The Best Season

Expectations

Friends  planning a visit to a new garden struggled to pick the best time to go, wanting the garden to be at its’ peak perfection. Predicting the weather, wondering if it would rain, if the climate would be just right for the flowers to bloom they struggled to match their schedules to the hoped for perfect visit.  Poet William Brown wrote “There is no season such delight can bring as summer, autumn,  winter, spring.”  When is the best season to visit a public garden? When will the garden reach its’ perfection?  Whenever you get yourself to a garden, I believe you can find something good.

Traveling doesn’t always bring us to a garden on the day of perfection, yet what is  perfection but a dangerous myth that can reduce our joy if we arrive before the blooms. If we only go when we believe the garden will be perfect we can miss so much.  Most public gardens eagerly welcome visitors with special events and displays all your round.  Don’t postpone your visit to wait for everything to be perfect!

Arriving on drizzly gray day late in May at Allerton Park near Champagne, IL. I wandered through the gardens of this grand old Estate which  include a  sunken garden surrounded by expansive 12’ white walls, a formal boxwood knot garden and a garden of peonies.  Inside a walled bed an expanse of 24 varieties of peonies stood in bud.  My visit was a week before the flowers.  Yet the image of those buds just beginning to show pink was a spectacular show of expectation and the promise of spring.

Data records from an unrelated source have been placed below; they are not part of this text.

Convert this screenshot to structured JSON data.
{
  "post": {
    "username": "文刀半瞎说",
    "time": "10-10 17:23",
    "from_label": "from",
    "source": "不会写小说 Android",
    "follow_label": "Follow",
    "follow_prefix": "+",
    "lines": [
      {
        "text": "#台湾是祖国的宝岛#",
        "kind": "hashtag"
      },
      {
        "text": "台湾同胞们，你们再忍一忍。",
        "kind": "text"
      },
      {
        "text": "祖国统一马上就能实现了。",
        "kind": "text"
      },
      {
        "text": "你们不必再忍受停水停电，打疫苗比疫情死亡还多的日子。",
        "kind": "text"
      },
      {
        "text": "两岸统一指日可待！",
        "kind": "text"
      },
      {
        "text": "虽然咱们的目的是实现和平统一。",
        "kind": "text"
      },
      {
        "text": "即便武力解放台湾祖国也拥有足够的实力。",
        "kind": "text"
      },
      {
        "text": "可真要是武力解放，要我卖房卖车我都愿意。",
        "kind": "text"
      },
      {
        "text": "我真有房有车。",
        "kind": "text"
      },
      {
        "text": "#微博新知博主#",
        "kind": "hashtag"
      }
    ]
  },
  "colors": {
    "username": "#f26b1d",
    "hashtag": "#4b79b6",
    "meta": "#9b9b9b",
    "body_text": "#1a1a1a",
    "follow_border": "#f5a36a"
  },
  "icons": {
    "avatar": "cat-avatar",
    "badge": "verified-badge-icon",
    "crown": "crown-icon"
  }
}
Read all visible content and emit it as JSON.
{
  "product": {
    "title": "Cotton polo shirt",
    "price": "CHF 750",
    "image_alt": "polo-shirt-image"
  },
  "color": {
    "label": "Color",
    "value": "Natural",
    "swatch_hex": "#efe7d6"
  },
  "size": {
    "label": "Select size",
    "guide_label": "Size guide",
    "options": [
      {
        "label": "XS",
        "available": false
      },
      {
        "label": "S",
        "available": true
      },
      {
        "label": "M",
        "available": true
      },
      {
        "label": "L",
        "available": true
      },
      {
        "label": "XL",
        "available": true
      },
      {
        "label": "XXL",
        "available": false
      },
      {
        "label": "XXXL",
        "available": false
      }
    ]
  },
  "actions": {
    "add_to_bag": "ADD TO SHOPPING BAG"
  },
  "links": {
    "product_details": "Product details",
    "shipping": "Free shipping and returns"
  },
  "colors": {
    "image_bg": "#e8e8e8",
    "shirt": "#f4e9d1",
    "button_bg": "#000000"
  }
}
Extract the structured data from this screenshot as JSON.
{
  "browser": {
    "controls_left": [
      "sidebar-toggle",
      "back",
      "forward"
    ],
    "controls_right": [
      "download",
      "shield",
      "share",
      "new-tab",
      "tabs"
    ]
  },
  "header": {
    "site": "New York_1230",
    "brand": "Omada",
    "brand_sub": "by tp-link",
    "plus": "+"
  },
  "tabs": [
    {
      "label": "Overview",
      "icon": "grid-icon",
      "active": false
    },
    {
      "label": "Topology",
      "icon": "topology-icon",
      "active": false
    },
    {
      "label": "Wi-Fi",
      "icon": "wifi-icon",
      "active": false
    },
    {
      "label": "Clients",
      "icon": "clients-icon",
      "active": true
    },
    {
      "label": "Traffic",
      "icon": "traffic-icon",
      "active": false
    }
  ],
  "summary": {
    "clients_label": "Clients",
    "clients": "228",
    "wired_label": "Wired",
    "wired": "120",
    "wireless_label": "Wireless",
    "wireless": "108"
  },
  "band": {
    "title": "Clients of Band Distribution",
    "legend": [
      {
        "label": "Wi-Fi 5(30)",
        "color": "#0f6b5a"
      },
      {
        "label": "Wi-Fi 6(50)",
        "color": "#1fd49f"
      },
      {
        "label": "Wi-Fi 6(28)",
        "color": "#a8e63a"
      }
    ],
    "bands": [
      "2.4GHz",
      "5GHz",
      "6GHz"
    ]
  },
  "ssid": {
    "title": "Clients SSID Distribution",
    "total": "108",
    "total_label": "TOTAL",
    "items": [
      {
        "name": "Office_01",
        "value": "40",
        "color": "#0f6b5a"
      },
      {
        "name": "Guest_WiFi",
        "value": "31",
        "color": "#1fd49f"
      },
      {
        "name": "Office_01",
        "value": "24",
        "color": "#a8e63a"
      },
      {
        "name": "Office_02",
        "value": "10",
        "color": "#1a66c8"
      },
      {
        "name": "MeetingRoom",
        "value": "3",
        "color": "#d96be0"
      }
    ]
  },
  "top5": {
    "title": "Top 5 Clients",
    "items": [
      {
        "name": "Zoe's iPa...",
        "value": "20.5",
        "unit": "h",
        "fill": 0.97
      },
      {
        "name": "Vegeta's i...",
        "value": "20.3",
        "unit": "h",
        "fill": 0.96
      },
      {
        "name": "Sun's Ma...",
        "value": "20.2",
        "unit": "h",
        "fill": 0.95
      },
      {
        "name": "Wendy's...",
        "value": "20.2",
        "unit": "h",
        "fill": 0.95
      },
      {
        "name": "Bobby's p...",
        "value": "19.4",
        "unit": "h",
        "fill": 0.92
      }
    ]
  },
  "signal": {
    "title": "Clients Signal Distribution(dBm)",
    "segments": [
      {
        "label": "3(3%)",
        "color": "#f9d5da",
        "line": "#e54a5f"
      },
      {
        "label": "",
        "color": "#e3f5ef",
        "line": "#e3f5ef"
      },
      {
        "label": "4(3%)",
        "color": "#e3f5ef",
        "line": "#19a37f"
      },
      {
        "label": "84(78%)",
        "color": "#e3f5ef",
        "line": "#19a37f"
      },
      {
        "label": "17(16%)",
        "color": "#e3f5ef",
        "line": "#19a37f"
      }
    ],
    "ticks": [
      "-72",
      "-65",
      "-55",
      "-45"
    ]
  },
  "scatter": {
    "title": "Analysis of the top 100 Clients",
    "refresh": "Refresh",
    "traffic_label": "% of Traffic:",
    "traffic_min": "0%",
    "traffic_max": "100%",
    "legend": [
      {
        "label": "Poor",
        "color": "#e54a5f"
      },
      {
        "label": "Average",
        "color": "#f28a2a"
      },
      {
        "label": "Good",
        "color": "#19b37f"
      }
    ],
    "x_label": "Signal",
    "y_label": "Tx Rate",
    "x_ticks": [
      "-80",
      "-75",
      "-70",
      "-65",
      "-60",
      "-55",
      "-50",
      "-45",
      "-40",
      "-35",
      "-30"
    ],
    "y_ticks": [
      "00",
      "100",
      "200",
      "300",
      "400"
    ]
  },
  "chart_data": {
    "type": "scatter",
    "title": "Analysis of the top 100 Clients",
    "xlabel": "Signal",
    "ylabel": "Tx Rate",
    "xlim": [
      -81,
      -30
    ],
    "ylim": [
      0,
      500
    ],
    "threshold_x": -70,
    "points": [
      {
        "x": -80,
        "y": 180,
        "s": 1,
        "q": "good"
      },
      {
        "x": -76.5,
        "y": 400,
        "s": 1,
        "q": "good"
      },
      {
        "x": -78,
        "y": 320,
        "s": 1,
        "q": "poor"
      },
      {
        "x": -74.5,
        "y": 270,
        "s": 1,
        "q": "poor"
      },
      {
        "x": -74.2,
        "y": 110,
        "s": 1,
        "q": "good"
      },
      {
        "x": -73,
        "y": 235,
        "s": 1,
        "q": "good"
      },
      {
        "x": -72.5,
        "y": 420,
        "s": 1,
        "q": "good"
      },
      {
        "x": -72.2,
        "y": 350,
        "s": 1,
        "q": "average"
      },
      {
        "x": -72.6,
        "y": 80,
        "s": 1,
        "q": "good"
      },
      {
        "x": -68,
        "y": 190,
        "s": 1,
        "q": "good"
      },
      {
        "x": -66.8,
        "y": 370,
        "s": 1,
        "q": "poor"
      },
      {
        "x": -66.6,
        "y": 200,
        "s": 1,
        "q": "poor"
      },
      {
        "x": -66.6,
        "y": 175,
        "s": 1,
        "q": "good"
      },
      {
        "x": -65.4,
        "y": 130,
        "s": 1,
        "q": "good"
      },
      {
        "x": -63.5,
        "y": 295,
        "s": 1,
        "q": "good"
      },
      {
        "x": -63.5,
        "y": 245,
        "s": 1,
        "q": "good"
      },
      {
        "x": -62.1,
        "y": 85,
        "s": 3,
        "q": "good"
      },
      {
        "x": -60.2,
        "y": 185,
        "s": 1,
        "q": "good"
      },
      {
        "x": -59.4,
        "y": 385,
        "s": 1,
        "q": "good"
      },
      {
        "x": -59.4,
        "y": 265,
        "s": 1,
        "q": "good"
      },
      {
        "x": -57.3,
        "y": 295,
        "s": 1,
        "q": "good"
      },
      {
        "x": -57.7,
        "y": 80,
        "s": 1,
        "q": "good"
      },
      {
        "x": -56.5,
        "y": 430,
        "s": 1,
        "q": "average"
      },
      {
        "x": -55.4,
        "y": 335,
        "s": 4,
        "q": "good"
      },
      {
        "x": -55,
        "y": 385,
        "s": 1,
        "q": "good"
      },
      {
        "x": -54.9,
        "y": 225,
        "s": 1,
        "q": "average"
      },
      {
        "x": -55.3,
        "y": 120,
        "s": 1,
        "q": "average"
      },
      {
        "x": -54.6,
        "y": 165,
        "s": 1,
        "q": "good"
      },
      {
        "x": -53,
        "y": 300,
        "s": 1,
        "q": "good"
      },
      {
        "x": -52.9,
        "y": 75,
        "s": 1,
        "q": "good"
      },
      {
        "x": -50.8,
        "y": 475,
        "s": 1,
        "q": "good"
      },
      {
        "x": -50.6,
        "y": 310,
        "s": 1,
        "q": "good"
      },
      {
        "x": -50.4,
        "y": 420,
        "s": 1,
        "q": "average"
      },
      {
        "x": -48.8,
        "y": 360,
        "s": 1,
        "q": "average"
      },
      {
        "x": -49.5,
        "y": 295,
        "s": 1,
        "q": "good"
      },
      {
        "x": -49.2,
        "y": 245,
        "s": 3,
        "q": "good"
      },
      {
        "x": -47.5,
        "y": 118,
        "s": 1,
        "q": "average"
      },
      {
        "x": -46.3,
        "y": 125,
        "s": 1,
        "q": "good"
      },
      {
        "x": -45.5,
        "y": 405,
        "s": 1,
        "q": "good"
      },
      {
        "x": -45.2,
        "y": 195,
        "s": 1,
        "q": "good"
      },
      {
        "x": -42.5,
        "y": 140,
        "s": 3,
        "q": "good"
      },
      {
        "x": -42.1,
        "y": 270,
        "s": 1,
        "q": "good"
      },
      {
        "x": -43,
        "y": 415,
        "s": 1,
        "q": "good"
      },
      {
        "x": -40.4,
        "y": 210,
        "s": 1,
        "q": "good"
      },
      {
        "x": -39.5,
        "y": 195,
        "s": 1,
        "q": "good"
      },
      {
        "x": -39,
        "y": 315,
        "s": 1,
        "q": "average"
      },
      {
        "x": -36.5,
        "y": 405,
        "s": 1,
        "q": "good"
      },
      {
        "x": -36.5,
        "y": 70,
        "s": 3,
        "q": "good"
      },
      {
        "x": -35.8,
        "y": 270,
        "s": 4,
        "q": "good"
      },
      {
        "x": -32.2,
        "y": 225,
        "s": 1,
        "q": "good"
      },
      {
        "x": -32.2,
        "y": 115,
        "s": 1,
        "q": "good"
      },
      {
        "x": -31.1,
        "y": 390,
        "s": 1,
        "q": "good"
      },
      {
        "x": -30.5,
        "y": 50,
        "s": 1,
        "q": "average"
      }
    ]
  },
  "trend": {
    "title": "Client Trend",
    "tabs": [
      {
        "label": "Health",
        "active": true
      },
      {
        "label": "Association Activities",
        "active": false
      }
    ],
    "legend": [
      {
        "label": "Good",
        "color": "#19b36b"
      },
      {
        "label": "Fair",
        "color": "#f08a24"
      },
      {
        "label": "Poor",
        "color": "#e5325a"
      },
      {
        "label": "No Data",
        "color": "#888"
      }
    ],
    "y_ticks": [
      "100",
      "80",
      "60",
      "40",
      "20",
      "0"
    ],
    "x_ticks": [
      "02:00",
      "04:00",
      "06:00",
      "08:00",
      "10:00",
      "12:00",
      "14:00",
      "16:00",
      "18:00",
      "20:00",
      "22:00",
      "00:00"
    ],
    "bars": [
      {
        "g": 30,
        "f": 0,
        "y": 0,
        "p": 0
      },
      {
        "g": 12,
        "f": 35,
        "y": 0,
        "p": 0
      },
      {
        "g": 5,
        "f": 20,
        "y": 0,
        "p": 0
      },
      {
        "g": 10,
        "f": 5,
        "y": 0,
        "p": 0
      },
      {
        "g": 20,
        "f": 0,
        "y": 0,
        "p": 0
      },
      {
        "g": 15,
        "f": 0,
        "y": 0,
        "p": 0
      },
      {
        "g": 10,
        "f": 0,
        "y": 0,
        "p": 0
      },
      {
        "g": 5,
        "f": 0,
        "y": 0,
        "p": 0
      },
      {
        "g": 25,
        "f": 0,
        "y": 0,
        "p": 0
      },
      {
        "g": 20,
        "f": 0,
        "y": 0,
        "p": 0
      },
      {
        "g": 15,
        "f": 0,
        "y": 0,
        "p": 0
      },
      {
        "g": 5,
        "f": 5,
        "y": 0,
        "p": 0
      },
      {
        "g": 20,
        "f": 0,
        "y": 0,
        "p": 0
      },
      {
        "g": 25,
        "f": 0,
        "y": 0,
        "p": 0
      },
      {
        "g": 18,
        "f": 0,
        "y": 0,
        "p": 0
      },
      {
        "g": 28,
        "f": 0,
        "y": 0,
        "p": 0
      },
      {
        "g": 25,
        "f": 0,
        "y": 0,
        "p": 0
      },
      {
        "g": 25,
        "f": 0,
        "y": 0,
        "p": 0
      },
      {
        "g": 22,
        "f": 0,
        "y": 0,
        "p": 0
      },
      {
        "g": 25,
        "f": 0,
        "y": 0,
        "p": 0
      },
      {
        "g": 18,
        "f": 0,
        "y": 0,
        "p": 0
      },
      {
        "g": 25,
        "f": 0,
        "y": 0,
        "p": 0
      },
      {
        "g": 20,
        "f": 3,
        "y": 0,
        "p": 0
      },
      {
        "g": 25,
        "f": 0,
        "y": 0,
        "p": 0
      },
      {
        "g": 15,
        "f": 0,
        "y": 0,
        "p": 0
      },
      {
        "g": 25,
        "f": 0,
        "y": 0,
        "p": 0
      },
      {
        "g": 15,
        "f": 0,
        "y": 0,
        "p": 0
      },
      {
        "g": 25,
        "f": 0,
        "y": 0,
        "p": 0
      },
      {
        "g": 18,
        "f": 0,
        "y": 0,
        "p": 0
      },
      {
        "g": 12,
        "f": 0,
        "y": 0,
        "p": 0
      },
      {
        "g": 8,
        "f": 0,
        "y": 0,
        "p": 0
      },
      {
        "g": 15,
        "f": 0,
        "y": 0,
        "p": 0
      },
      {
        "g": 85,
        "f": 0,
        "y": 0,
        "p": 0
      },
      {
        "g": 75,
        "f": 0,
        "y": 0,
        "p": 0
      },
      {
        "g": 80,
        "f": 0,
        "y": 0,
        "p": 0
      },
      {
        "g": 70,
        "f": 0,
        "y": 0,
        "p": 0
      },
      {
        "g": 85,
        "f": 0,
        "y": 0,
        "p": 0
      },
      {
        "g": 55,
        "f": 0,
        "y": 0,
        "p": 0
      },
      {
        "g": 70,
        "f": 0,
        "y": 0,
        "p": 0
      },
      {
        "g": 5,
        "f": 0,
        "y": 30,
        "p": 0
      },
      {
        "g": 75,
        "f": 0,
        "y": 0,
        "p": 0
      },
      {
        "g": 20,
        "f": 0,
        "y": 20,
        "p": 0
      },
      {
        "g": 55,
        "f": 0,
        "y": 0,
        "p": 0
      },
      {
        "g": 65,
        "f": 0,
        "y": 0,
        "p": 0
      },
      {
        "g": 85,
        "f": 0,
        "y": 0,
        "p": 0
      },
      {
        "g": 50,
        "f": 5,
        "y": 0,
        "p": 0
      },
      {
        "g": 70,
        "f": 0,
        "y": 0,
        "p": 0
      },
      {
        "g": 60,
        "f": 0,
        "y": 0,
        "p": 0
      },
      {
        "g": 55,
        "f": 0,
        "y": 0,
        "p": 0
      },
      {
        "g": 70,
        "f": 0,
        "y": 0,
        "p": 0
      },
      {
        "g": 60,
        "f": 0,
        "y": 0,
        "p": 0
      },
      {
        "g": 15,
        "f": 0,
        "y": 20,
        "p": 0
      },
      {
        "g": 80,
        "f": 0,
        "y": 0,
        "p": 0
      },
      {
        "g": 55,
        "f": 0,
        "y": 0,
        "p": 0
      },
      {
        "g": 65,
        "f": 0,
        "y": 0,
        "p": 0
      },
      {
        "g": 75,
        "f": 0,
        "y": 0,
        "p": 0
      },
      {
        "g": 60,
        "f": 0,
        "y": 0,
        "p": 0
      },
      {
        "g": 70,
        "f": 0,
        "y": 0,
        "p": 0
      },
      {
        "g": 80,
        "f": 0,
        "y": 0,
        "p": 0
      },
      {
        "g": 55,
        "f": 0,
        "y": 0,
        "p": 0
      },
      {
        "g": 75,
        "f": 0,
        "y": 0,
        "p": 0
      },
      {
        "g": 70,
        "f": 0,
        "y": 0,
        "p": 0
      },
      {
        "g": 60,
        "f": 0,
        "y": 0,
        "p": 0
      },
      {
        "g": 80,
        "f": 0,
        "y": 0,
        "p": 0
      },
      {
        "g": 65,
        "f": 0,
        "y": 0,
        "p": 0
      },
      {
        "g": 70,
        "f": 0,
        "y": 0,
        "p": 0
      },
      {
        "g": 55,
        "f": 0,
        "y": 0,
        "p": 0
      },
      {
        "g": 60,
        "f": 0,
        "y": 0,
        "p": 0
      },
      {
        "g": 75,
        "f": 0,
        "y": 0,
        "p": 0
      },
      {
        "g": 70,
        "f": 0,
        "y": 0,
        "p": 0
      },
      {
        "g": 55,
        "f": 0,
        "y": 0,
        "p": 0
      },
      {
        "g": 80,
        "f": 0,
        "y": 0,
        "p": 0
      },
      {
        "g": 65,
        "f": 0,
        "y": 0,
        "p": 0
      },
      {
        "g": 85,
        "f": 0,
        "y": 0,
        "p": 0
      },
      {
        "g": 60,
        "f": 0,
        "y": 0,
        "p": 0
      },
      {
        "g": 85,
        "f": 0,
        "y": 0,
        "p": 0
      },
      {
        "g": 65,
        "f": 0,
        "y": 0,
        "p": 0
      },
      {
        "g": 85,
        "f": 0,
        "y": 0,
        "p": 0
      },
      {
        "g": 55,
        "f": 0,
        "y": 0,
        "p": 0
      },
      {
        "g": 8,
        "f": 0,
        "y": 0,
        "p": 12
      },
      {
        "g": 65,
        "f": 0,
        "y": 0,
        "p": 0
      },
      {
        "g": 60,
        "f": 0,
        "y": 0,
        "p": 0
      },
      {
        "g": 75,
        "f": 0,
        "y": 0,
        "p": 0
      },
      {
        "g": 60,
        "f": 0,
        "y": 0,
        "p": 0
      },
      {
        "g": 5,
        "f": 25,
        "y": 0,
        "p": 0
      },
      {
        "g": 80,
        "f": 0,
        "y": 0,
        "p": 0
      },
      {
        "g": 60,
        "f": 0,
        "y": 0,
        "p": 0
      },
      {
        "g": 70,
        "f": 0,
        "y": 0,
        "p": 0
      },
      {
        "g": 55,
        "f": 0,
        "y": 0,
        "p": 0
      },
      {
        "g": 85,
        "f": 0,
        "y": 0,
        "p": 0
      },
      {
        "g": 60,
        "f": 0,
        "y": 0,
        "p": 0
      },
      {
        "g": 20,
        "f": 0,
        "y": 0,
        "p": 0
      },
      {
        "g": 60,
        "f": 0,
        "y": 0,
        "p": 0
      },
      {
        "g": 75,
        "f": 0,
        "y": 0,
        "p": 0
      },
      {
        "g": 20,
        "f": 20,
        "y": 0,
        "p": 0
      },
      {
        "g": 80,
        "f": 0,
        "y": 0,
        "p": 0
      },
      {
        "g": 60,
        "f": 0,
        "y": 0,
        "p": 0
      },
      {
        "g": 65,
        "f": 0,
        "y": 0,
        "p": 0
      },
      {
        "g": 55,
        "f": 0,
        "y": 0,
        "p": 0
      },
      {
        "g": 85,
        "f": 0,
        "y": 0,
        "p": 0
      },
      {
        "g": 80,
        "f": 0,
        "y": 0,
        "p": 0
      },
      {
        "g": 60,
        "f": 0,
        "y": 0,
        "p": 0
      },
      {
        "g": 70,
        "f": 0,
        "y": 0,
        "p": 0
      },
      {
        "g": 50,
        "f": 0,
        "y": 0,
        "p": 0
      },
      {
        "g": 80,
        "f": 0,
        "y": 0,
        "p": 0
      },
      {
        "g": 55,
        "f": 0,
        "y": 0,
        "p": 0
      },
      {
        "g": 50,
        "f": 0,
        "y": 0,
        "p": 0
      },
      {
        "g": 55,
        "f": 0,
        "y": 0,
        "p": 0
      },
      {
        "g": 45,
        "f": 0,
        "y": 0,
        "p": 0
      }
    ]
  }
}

In San Diego there is rarely an off season but a hot summer day in Balboa park sent me in search of shade.  Wandering through the eucalyptus grove I was drawn to the massive roots of the Merton fig tree.  No hues of green or flower in sight but the massive roots hold such fascination; rising up to four feet high from the ground to the top of the root.

A fall  walk in Logan Botanical Gardens, in Utah, with the colorful flowers past their prime it is a perfect time to notice the dried flowers and perhaps find a feather, and seed pods. The skeletal shapes of flowers, dried into neutral colors generate an entirely different landscape than the seasonal prime.

 

January in Chicago Botanical Gardens is not the busiest season yet shades of brown, with a burst of red covered with fresh snow makes a beautiful scene.  Strolling through the garden, sounds muffled by fresh snow and the clean cold awakens all your senses.

 

In our desert gardens March is my favorite season.   The flash of wildflower colors in penstemons, poppy, flax and daisy are  around every corner driving through our neighborhoods.  Blooms on saguaros, aloes and palo verde provides a brief spectacular  show.

The best season is now, the gardens are the gateway for us to connect to nature. Nature is there to awaken our senses, and keep us connected to the earth. Go to the garden on a windy day, a rainy day, on a cloudy day and it may just be the best day of the season.